Sound familiar? Yes, echoes of Steve Jobs. Which brings me to Apple Watch. I see an interesting parallel to the Titan story in Apple’s approach. Until now, “smart watches” from Samsung, LG and Pebble have essentially been “wearable computers on your wrist”. They were smart as hell, but ugly and clunky for the most part. Genetically, they were computers. Along comes Apple, with a completely different approach. Apple put the “watch” before the “smart”.  Like Titan in India, they have built a “fashion accessory that happens to be a wearable computer”.  The Apple Watch is genetically a fashionable watch.  Yes, it has the guts of a computer and a smartphone. But every design detail screams “WATCH”. The digital crown, the wide array of straps and clasps, the handsome watch faces, and the gold and stainless steel options – they are all closer to Switzerland than to Silicon Valley. Notice they did not call it iWatch – that would have been putting the “i” before the Watch. I think this departure in branding strategy is significant.  Make no mistake – Apple is putting fashion before function.

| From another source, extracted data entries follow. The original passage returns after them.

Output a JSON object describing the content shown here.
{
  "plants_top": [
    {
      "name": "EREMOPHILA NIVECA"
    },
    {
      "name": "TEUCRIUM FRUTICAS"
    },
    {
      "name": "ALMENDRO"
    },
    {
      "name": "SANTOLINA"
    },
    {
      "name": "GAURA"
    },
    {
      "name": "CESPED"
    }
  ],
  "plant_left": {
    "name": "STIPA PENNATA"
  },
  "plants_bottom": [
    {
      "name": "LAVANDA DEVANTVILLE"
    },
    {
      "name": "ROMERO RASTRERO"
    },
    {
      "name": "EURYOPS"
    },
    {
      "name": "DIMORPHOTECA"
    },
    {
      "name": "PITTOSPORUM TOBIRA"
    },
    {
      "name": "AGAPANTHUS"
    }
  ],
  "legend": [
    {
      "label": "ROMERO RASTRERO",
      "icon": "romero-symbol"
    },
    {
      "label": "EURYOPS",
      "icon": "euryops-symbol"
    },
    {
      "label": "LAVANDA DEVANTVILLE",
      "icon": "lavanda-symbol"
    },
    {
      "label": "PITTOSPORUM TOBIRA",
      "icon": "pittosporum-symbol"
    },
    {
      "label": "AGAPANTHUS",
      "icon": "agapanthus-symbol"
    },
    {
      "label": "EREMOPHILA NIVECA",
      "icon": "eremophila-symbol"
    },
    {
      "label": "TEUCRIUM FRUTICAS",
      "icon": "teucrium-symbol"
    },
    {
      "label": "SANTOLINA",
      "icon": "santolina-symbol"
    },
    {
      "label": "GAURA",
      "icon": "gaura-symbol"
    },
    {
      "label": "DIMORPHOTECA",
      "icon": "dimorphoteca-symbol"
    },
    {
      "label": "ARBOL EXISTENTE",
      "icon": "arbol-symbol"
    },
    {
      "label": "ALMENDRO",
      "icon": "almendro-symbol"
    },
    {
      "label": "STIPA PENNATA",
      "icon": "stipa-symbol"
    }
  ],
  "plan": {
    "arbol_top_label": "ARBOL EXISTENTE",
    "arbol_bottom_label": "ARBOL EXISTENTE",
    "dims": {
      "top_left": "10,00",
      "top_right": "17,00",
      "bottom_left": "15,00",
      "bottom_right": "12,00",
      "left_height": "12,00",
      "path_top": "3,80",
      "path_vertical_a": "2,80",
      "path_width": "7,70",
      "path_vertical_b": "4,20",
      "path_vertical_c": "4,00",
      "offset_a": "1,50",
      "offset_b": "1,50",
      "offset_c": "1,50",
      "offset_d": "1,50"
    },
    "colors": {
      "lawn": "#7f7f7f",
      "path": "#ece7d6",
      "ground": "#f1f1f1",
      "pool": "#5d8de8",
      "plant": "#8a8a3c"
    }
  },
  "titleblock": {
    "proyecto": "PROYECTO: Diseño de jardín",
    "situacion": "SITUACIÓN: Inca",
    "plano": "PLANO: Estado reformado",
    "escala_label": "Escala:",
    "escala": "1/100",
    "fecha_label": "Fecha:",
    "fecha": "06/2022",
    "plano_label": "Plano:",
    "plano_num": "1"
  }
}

Will this strategy succeed?  Time will tell, but it is no slam dunk. There’s a fundamental disconnect between consumer electronics and horology. Electronics is about timeliness. Fine timepieces are timeless.  You spend tens or even hundreds of thousands of dollars and they become family heirlooms. Can you imagine passing down your smartphone or your smart watch to your kids? Apple itself has been guilty of making products that pretty much self-destruct or become hopelessly obsolete in a year or two.  So will we trash our 18 carat gold plated Apple Watch in a year because Watch 2 or Watch 3 just came out? The investment in a Patek Philippe is amortized over multiple lifetimes. The investment in an Apple Watch has to be amortized over a year or two at the most. How can Apple reconcile obsolescence, which is in the DNA of electronics - with timelessness, which is in the DNA of fine watches?  Oh, and I don’t need to charge my Rolex twice a day and I don’t need it tethered to an iPhone whose battery also doesn't last through the day.

So lots of questions remain about durability, battery life and cost of ownership.  I believe Apple will figure these questions out in a couple of generations of the Apple Watch, so I would wait for the next version or the third generation. Apple also may find greater success in attacking the low end of Swiss timepieces. Swatch should be more worried than Rolex or Patek Philippe.  People who buy fine Swiss watches aren't excited by computers that measure their health and alert them to emails. But at lower price points of a few hundred dollars, Apple is a real threat.

I applaud Apple’s attempt to completely redefine the smart watch category. Steve Jobs’ legacy seems to be in very good hands with Tim Cook. I don’t think the Apple Watch will take off immediately, but Apple has shown us yet again how to re-imagine a category and to boldly go in a different design direction. Apple has also shown us how powerful and evocative design can be.  For a while, Samsung seemed to have stolen a march over Apple in design innovation. But with the Apple Watch, design innovation is back at Apple. Like Titan in the Indian watch industry or Tesla in the automotive industry, Apple has put design first – a sure way to connect emotionally with customers.

A confession – I own an Android phone and I’m typing this on a Lenovo Windows machine. I don’t have any Apple products although I have used all their products. I returned my iPhone, gave away my Mac Book Pro and donated my iPad to a needy kid in India.  But my relationship with Android and Samsung has been an uneasy one. The Apple Watch (the second version!) may well make me jump ship to Cupertino.